Rural students understand their communities and the people within them better than anyone else ever could.

Hailing from Okemah, Oklahoma, and as one of the first recipients of the Blue Cross Blue Shield of Oklahoma scholarship in partnership with OYE, Katie Taylor is now giving back by completing her Doctor of Physical Therapy degree at The University of Oklahoma Medical Center in Oklahoma City.

“I’ve always been committed to caring for whatever I’m caring for with the utmost dedication.” Katie said. Katie’s love for care was prompted when she started showing pigs at the age of 7.

“Showing 4-H and FFA has taught me about leadership, about working with a team and also time management,” she said.

Katie’s first experience at OYE was when she was in fifth grade when she had to fill in for her older sister, who had two spot barrows in the same class.

“It was such a big show,” Katie said, “But it was really exciting.” The next time Katie returned to the OYE ring, she was in the seventh grade and was a more seasoned showman.

“I was getting more serious with my show career,” Katie said. “I had been attending more jackpots, and naturally I’d want to attend the Oklahoma Youth Expo, being such a huge show.”

Katie continued showing pigs at OYE until her high school graduation. Aside from competitively showing livestock, Katie was involved with her local 4-H and FFA chapter. “It’s taught me a lot about communication,” Katie said.

She said this was especially beneficial to help prepare her for her career as a physical therapist, a role which relies on the one-onone patient to therapist communication and a good bedside manner.

Katie didn’t discover the physical therapy career option until she did research online. “What really appealed to me about physical therapy was all the one-on-one time with your patients,” she said. “You work with your patients for up to an hour session up to 3 times a week — that’s so much more time than a medical doctor.”

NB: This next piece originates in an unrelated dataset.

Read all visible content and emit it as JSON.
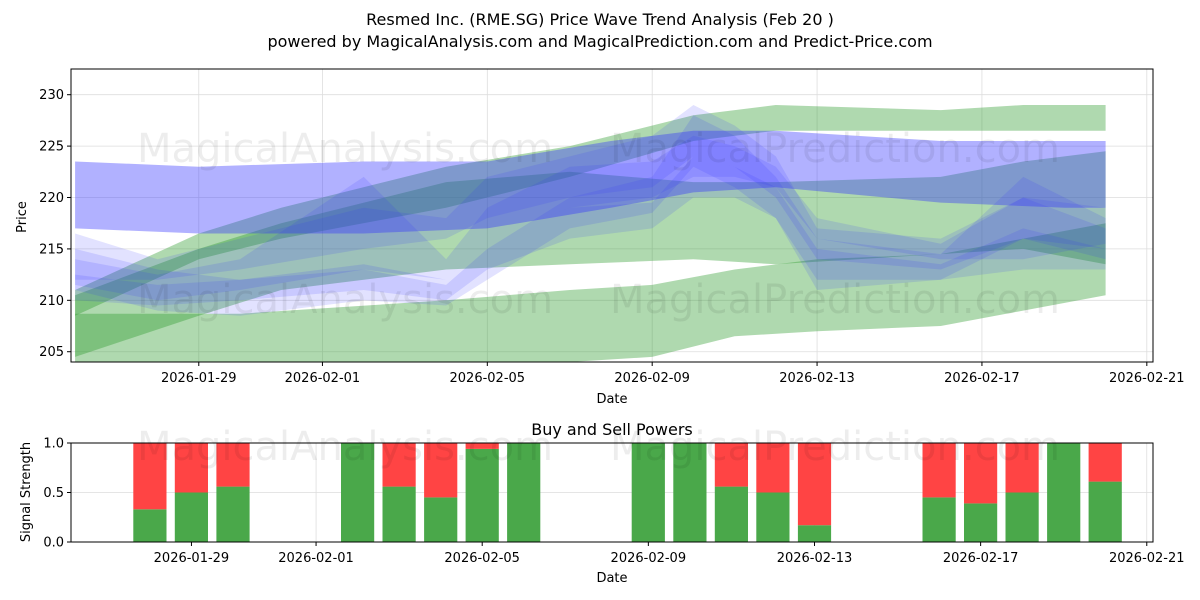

Katie said the collaboration of organizations such as Blue Cross and Blue Shield of Oklahoma and OYE is highly noble and with the support from her scholarship she’s able to make a difference in a rural community’s healthcare.

“It kind of meant the world to me, I was just ecstatic,” Katie said of being chosen as a scholarship recipient. “No one in my family works in the medical field, and for them to pick me out and say, ‘we believe in you’, it really meant a lot.”

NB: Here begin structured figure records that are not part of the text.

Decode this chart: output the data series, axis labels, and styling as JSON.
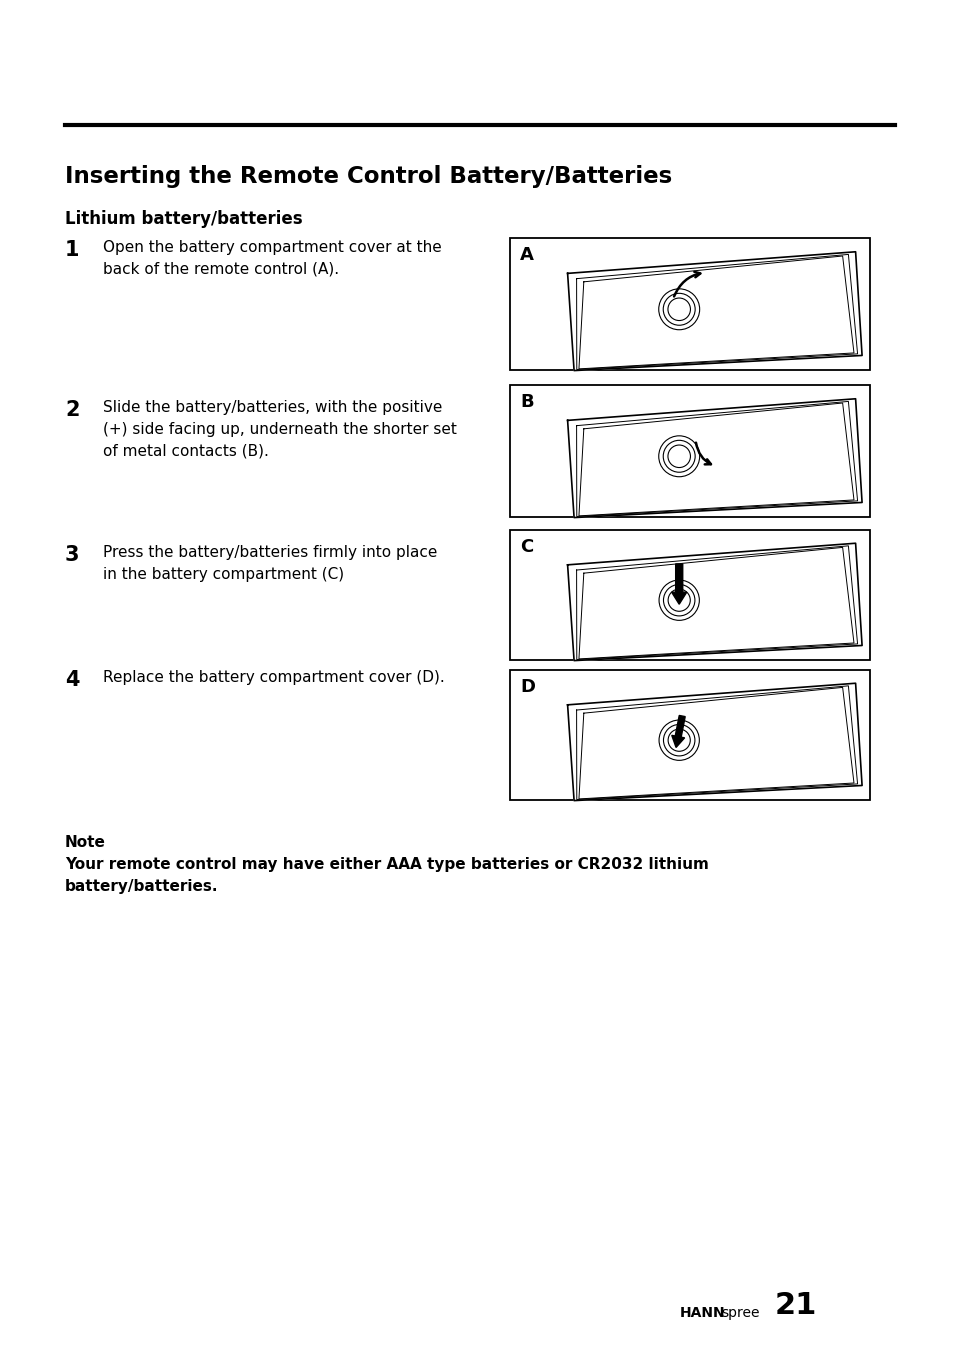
{
  "title": "Inserting the Remote Control Battery/Batteries",
  "subtitle": "Lithium battery/batteries",
  "steps": [
    {
      "number": "1",
      "text": "Open the battery compartment cover at the\nback of the remote control (A).",
      "label": "A",
      "arrow": "up_right"
    },
    {
      "number": "2",
      "text": "Slide the battery/batteries, with the positive\n(+) side facing up, underneath the shorter set\nof metal contacts (B).",
      "label": "B",
      "arrow": "right_curve"
    },
    {
      "number": "3",
      "text": "Press the battery/batteries firmly into place\nin the battery compartment (C)",
      "label": "C",
      "arrow": "down"
    },
    {
      "number": "4",
      "text": "Replace the battery compartment cover (D).",
      "label": "D",
      "arrow": "down_left"
    }
  ],
  "note_title": "Note",
  "note_text": "Your remote control may have either AAA type batteries or CR2032 lithium\nbattery/batteries.",
  "page_brand_bold": "HANN",
  "page_brand_light": "spree",
  "page_number": "21",
  "bg_color": "#ffffff",
  "text_color": "#000000"
}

After graduation, Katie plans to open up her own outpatient physical therapy clinic in rural Oklahoma.

“I think it’s highly important,” Katie said. “Because accessibility to healthcare is something that everyone needs, and unfortunately people living in rural Oklahoma or rural communities in general just don’t have that luxury.”

Katie understands the necessity because of the nearest physical therapy center to her hometown in Okemah is 30 miles away in Okmulgee.

“We have to make a rural community sustainable from a health standpoint,” Dr. Cunningham said. “We’re not just looking for doctors, we’re not just looking for nurses, we’re looking at everybody who touches a patient throughout the needs of their healthcare.”

The best advice Dr. Cunningham could give to any student is the advice that his grandfather gave him, “Never set your goals too low, because you might just get each and every one of them.”